SILVER SPRING, MD. — More information on the risks and severity of hypersensitivity reactions associated with the monoclonal antibody motavizumab is needed before it is approved for preventing serious lower respiratory tract infections with respiratory syncytial virus in high-risk infants, according to the majority of a Food and Drug Administration advisory panel.
The FDA's Antiviral Drug Products Advisory Committee voted 14-3 against recommending approval of motavizumab for the indication proposed by its manufacturer, MedImmune LLC., which is the prevention of serious lower respiratory tract disease caused by respiratory syncytial virus (RSV) in children at high risk for RSV disease (premature infants, children with chronic lung disease of prematurity, and children with hemodynamically significant congenital heart disease).
Like palivizumab (Synagis), approved in 1998 for RSV prophylaxis, motavizumab is a monoclonal antibody that binds to the F protein of RSV, but has a higher binding affinity to the protein and exerts a greater degree of neutralizing activity against RSV isolates in vitro, according to MedImmune, which also manufactures palivizumab. The proposed dosing for motavizumab is the same as for palivizumab: 15 mg/kg, administered by intramuscular injection once a month during the RSV season. Several panelists voiced concerns that Medimmune would phase out palivizumab once motavizumab was approved; a MedImmune spokesperson said that the company has never made a statement about such plans.

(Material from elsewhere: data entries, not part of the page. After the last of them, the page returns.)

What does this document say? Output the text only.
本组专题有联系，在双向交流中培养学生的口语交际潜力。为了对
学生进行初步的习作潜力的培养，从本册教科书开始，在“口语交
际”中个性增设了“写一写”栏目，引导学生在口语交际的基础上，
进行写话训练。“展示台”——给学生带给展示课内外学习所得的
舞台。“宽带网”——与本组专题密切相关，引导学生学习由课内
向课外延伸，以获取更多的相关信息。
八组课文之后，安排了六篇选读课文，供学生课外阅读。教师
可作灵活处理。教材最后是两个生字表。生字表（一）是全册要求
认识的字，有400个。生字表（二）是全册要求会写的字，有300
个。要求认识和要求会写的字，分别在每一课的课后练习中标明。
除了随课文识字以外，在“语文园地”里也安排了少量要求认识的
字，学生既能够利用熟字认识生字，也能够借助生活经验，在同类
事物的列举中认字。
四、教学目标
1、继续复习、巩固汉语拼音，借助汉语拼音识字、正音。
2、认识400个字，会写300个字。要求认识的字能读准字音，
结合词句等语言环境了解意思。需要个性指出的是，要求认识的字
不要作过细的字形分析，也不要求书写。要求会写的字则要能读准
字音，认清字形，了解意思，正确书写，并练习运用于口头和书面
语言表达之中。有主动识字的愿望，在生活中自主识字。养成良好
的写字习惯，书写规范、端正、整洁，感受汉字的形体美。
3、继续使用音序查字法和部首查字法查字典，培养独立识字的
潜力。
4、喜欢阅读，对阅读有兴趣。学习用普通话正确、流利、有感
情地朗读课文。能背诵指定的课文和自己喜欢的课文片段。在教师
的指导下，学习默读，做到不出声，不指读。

Panelists agreed that motavizumab had been shown to be effective in preventing RSV, but although the data suggested that it might be more effective than palivizumab, they agreed that it had not been shown to be superior. Moreover, the potential for hypersensitivity reactions among those on motavizumab in clinical trials was a major safety concern that needed to be studied further before approval, including in children who were more severely ill than those in the clinical trials. Although these reactions were rare, they were significant when they occurred and appeared to have an immunologic basis, according to the panel.
“Hypersensitivity and skin issues aside, I'm not really seeing a difference,” said panelist Patrick Clay, Pharm.D., director of the Dybedal Center for Clinical Research, Kansas City (Mo.) University. While it would be helpful to have more than one option for RSV prophylaxis, he pointed out that with the data available, it was unclear how a clinician would choose one or the other.
Panelist Dr. Yvonne Maldonado, chief of infectious diseases, Packard Children's Hospital, Stanford (Calif.) University, said that there was a “strong suggestion” that motavizumab was more effective than palivizumab, but there were not enough differences between the two drugs at this point to help practicing clinicians decide when the newer drug should be used. A “better definition of the safety profile would be really helpful for the clinician,” she noted.
In a phase III randomized, double-blind noninferiority study, motavizumab was compared with palivizumab in 6,635 premature infants (under 35 weeks' gestation) who were younger than 6 months, and in children younger than 24 months who had been premature and had chronic lung disease, in a 1:1 ratio. (Both drugs were administered at a dosage of 15 mg/kg once a month for five doses.) The proportion of patients who were hospitalized for RSV, the primary end point, was 1.4% among those on motavizumab, compared with 1.9% of those on palivizumab, which met the noninferiority criteria for the study. (Most of the patients in each group completed the study and about 96% in each group received all five scheduled doses.)
The overall safety profiles were similar between the two groups, with the exception of hypersensitivity reactions: More patients who received motavizumab developed urticaria (0.4%) and allergic rash (0. 8%), compared with those on palivizumab (0.1% and 0.3%). In addition, eight of those on motavizumab had a grade 3-4 hypersensitivity reaction, compared with none of those on palivizumab.
In the five studies that comprised the entire safety database for motavizumab, there were 19 grade 3-4 hypersensitivity events among those on motavizumab, compared with none among those on palivizumab. Of the 5,360 patients who received motavizumab, there were three cases “suggestive of anaphylaxis,” according to the FDA reviewer.
In a study that was considered a supportive study, motavizumab was compared with placebo in 1,410 Native American term infants, who were at a greater risk of RSV infections. The incidence of RSV hospitalizations was 8.3% among those on motavizumab compared with 1.4% among those on placebo, a significant difference.
The allergist on the panel, Dr. Prescott Atkinson, professor and director of the division of pediatric allergy and immunology, Children's Hospital, Birmingham, Ala., said he voted against approval because he was convinced that the risks were higher with this drug, but “it's not clear to me that it's more efficacious than the drug we already have.”